Aufrüstbare Folienländer

In der letzten Runde hatte ich lediglich ein "Fruchtbares Land" ausliegen, das mir ein Mana einbrachte. Aber jetzt kann ich es mit dem "Druidenlied" sowie dem "Mondwolf" aufrüsten, so dass es mir jede spätere Runde, in der es aus dem Deck gezogen wird, drei Mana, eines der vier Seelensymbole sowie am Ende zwei Siegpunkte bringt.

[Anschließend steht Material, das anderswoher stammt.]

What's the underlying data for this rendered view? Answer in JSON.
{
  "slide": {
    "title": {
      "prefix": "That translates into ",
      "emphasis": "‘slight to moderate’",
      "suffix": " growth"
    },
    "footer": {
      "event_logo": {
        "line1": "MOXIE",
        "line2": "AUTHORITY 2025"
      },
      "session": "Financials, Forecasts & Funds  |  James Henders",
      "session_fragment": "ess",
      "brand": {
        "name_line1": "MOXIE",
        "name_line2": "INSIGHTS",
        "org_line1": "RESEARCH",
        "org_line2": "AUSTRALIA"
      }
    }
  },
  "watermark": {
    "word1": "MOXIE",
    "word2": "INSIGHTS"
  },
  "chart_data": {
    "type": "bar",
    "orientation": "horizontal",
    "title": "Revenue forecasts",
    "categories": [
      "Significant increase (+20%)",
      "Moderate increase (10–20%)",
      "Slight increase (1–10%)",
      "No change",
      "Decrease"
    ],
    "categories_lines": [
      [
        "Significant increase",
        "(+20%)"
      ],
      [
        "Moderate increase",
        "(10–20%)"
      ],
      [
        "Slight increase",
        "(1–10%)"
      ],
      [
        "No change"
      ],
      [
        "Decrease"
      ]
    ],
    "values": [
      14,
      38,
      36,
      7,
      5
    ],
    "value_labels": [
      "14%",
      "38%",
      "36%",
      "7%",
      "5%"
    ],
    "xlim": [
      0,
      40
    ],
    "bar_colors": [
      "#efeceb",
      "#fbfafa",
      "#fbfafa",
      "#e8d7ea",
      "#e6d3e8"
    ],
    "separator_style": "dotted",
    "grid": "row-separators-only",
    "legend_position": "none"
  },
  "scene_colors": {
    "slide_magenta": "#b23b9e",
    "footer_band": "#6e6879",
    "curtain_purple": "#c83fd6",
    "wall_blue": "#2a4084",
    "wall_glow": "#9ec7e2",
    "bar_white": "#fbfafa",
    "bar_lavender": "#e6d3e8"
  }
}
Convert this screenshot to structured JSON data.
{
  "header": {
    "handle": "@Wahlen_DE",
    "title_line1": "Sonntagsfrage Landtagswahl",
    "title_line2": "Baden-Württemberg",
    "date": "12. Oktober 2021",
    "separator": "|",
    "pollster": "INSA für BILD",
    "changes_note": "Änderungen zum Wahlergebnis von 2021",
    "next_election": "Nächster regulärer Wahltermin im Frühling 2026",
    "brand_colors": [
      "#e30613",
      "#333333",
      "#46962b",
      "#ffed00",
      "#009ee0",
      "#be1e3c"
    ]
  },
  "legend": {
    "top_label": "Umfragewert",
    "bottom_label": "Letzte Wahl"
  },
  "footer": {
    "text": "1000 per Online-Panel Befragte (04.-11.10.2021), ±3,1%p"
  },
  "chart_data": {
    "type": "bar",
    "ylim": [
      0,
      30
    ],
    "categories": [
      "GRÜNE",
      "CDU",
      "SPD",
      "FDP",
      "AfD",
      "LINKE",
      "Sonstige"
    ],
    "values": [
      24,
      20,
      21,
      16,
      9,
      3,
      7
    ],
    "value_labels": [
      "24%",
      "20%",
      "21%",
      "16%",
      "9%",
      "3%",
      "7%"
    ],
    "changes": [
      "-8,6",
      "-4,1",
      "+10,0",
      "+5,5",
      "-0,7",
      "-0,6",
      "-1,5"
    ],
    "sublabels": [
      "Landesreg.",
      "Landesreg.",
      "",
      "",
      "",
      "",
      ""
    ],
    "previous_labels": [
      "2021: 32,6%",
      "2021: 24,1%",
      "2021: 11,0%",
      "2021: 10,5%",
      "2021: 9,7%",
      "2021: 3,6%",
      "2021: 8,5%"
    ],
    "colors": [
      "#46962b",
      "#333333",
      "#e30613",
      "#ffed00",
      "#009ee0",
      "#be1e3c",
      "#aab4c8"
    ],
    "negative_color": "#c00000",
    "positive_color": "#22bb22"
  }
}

Aber der Clou an diesem Trio ist nicht nur der bessere Ertrag, sondern vor allem die innovative Anordnung: Anstatt dass ich die hübsch illustrierten Karten mit ihren Fantasymotiven über- oder nebeneinander lege, werden sie zusammen in eine Folie gesteckt - eine klasse Idee, die für Ordnung sorgt.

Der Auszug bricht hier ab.